057_paliadin.up.sql:
  - paliad.paliadin_turns (audit row, RLS, indexes)
  - paliad.paliadin_rate_limit (counter table, PK on user+hour)
  - GRANTs: service-role full, anon read disallowed by RLS
057_paliadin.down.sql: drop both tables.

6.5 Env vars (add to CLAUDE.md table)

Variable	Required	Purpose
`ANTHROPIC_API_KEY`	for Paliadin	Anthropic Messages API key. Replaces the "do not set" row that referred to the parked Phase H. Without it, `/paliadin` returns 503 (server still boots; the rest of paliad keeps working).
`PALIADIN_MODEL`	optional (default `claude-sonnet-4-6`)	Override model for tuning / fallback to Haiku for cost or Opus for accuracy without redeploying.
`PALIADIN_HOURLY_CAP`	optional (default `30`)	Per‑user turn cap per hour.
`PALIADIN_GLOBAL_HOURLY_CAP`	optional (default `1000`)	Firm‑wide turn cap per hour.
`PALIADIN_MAX_INPUT_TOKENS`	optional (default `4000`)	Soft cap; over this we truncate history.
`PALIADIN_MAX_OUTPUT_TOKENS`	optional (default `2000`)	Hard cap; passed straight to Anthropic.

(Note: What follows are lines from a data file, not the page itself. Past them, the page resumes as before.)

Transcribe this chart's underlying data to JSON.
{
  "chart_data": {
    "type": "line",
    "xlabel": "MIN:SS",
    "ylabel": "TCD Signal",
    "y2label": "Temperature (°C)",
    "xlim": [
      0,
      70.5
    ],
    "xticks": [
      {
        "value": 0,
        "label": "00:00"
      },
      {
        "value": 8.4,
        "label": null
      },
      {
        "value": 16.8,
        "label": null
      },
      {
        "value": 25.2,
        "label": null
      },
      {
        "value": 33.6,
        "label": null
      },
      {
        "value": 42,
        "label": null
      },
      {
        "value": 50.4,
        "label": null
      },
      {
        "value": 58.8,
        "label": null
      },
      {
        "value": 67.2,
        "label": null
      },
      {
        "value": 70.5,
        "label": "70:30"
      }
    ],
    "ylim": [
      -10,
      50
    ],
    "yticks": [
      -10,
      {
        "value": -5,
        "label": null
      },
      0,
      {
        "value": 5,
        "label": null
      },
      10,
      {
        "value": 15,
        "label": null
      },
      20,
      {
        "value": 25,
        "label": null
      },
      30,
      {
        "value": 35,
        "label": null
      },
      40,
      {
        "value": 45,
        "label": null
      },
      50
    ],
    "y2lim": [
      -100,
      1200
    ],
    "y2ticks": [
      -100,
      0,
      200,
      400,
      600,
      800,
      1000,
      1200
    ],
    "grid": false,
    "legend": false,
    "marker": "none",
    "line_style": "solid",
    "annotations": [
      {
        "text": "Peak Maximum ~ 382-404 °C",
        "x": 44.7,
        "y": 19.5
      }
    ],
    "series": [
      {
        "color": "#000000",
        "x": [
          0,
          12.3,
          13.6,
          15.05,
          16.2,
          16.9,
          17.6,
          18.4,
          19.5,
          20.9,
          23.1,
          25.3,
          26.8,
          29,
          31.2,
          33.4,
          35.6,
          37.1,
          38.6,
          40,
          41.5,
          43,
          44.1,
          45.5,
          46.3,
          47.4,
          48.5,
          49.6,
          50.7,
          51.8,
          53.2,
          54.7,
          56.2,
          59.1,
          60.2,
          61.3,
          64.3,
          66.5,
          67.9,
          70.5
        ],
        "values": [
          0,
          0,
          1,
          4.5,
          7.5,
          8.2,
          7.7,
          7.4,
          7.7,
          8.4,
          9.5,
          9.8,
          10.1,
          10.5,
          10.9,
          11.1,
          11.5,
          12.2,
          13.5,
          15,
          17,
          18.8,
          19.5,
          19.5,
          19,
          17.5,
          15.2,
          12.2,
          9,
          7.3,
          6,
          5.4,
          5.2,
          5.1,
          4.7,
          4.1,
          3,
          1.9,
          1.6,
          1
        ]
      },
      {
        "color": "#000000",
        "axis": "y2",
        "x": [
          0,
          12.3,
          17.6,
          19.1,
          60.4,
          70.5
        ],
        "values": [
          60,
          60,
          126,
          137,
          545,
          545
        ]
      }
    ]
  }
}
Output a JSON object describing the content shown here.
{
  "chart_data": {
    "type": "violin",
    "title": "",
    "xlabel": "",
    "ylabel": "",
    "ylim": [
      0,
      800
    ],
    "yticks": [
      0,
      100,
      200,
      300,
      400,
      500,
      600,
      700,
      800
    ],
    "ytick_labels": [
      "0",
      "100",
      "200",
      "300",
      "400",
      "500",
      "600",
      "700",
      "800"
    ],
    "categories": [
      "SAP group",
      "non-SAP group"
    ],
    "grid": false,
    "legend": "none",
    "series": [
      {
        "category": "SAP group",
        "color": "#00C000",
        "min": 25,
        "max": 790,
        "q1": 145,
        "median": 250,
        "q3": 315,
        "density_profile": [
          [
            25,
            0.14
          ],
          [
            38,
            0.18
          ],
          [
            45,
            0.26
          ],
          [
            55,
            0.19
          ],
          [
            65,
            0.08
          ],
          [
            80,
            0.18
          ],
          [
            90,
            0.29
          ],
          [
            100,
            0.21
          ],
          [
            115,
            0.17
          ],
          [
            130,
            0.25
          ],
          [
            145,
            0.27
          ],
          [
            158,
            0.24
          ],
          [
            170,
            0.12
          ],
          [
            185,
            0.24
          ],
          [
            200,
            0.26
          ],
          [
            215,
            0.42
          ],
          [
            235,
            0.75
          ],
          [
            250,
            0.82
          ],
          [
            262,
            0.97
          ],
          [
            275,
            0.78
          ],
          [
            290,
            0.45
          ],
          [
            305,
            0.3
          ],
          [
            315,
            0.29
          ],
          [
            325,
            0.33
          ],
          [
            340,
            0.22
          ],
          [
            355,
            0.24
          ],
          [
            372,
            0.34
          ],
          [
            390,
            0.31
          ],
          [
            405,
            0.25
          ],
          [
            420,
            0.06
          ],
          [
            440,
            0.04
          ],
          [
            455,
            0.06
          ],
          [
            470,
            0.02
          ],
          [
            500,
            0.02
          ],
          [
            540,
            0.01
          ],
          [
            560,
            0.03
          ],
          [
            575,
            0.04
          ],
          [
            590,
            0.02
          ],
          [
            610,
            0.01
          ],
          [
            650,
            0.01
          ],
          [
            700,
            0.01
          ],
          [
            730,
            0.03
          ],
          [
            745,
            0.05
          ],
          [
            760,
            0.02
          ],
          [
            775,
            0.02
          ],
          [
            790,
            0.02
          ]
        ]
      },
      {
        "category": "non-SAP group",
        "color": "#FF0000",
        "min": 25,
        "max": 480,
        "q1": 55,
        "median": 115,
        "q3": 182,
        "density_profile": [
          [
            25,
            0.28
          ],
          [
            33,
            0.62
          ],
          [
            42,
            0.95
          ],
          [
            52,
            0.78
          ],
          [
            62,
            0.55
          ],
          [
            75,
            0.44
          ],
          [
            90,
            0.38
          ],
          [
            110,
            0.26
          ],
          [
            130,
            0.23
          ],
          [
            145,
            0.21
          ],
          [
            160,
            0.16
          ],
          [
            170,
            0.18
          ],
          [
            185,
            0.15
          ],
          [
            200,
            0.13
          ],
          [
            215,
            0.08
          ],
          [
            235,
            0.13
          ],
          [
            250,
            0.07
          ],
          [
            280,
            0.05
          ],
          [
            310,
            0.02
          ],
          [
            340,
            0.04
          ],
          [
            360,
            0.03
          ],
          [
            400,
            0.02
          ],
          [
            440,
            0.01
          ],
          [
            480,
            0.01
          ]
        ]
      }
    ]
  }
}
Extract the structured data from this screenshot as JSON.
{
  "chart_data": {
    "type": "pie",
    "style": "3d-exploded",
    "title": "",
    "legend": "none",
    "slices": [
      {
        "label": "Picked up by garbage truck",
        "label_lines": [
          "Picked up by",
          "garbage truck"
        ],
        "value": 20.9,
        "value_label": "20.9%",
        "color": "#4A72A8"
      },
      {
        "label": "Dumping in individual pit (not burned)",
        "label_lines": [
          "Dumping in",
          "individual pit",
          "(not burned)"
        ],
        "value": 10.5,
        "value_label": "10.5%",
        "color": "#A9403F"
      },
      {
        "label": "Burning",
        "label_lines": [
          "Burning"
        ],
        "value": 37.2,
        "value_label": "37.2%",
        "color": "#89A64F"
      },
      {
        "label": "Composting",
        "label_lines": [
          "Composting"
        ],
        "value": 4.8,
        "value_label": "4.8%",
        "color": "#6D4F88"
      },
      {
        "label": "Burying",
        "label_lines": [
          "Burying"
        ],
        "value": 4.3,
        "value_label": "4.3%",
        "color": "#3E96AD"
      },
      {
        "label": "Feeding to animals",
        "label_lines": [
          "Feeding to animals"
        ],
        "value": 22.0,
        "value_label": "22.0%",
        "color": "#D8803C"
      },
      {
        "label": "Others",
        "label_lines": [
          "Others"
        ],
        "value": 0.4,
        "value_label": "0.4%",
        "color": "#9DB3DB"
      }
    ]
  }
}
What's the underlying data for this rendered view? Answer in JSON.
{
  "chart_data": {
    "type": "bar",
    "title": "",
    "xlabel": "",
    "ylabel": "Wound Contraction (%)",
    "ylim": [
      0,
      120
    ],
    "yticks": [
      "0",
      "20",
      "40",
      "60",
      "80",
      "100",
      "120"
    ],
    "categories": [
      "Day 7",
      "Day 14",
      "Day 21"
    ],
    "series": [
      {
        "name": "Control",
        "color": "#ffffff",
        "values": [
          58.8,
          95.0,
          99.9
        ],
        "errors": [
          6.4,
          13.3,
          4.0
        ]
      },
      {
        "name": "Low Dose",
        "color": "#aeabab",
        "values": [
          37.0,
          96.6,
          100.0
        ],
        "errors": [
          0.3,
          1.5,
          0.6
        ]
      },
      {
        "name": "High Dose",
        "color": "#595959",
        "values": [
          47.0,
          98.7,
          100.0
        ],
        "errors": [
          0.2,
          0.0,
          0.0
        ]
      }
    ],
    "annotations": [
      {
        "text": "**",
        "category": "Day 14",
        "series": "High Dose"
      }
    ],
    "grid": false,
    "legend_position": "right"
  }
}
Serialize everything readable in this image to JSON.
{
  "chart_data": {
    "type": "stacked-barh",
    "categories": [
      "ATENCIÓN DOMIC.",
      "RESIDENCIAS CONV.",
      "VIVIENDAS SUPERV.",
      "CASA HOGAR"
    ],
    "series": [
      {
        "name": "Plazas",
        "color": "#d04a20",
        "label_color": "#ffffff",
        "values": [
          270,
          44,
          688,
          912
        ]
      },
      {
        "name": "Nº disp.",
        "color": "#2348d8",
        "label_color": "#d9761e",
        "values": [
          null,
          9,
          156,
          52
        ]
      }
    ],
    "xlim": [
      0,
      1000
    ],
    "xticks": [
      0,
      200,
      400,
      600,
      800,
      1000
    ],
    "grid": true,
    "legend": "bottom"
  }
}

The Service must boot without ANTHROPIC_API_KEY (return 503 on /paliadin* routes; rest of paliad keeps working). Same pattern as DATABASE_URL and CALDAV_ENCRYPTION_KEY.

§7 Sub-design E — Phasing (REVISED 2026-05-07 20:56)

Answers Q19, Q20. Two‑stage shape after m's re‑scope:

Phase 0 (PoC, m‑only): §0.5 is the spec. ~600–900 LoC, ~1 day. Ships first.
Phase 1 (production v1, multi‑user): §7.1 below. Picked up only if §0.5.7's expansion gate fires.
Phase 2 / 3: unchanged.

7.1 Phase 1 (production v1) — confirmed scope, GATED on PoC success

Single coherent slice that proves the value proposition end‑to‑end.

Item	In v1
`/paliadin` page + sidebar entry under Übersicht	✅
Migration 057 (`paliadin_turns` + `paliadin_rate_limit`)	✅
Anthropic client (hand‑rolled, streaming)	✅
7 read‑only tools	✅
System prompt with `branding.Name` + visibility rules	✅
SSE stream with `meta`/`content_delta`/`tool_call`/`tool_result`/`chip`/`end`/`ping` events	✅
Citation chips (parsed from inline markers)	✅
Rate limiting (per‑user + global)	✅
Audit row per turn (metadata only, no transcript)	✅
Session‑only history (browser localStorage)	✅
3 starter prompts in DE+EN	✅
Token caps + soft history truncation	✅
`/admin/paliadin` cost dashboard (global_admin only)	✅
~25 i18n keys (DE+EN)	✅
Mobile responsiveness (uses sidebar drawer like every other page)	✅
CLAUDE.md update flipping the `ANTHROPIC_API_KEY` row	✅

Estimated scope: ~3 500–4 500 LoC for the bundled v1 ship. Comparable to t‑144 (Custom Views) and t‑145's would‑have‑been chat slice.

Single PR or split? Recommend single PR for v1. The Anthropic client + tool dispatch + handler + frontend panel are too tightly coupled to ship one without the others — every component is on the critical path of "demonstrate Paliadin actually works". Splitting buys nothing review‑wise (no reviewer can validate "Anthropic client works" without "the tool dispatch that exercises it"). Use the same single‑PR pattern as t‑144 A1+A2 in retrospect.

7.2 Phase 2 candidates (post‑v1, prioritised)

In rough order of value:

Persistent threads + per‑user "keep my history" toggle. Adds paliadin_threads + paliadin_messages tables, retention policy, cross‑device sync. Compliance review attaches here, not to v1.
Prompt caching for system prompt + tool defs. ~90 % input‑cost reduction on repeat turns. Pure server‑side change.
search_youpc_case_law tool. Cross‑schema SELECT into data.judgments + data.judgment_markdown_content. Returns case number, division, date, headnote, top 3 holdings. The "research assistant" use case from m's framing.
Right‑drawer mode. Wrap the /paliadin panel in a slide‑out container; toggle on every page from a header button.
Mascot SVG + idle / thinking / found‑it pose set. Real visual design pass.
Onboarding tip — post‑onboarding inbox card or one‑time toast on first dashboard visit after Paliadin lands.
list_my_pending_approvals tool. Wraps inbox bell payload.
Voice input / output. Web Speech API (paliad already has the substrate from the no‑Voice‑v1 t‑paliad‑042 PWA).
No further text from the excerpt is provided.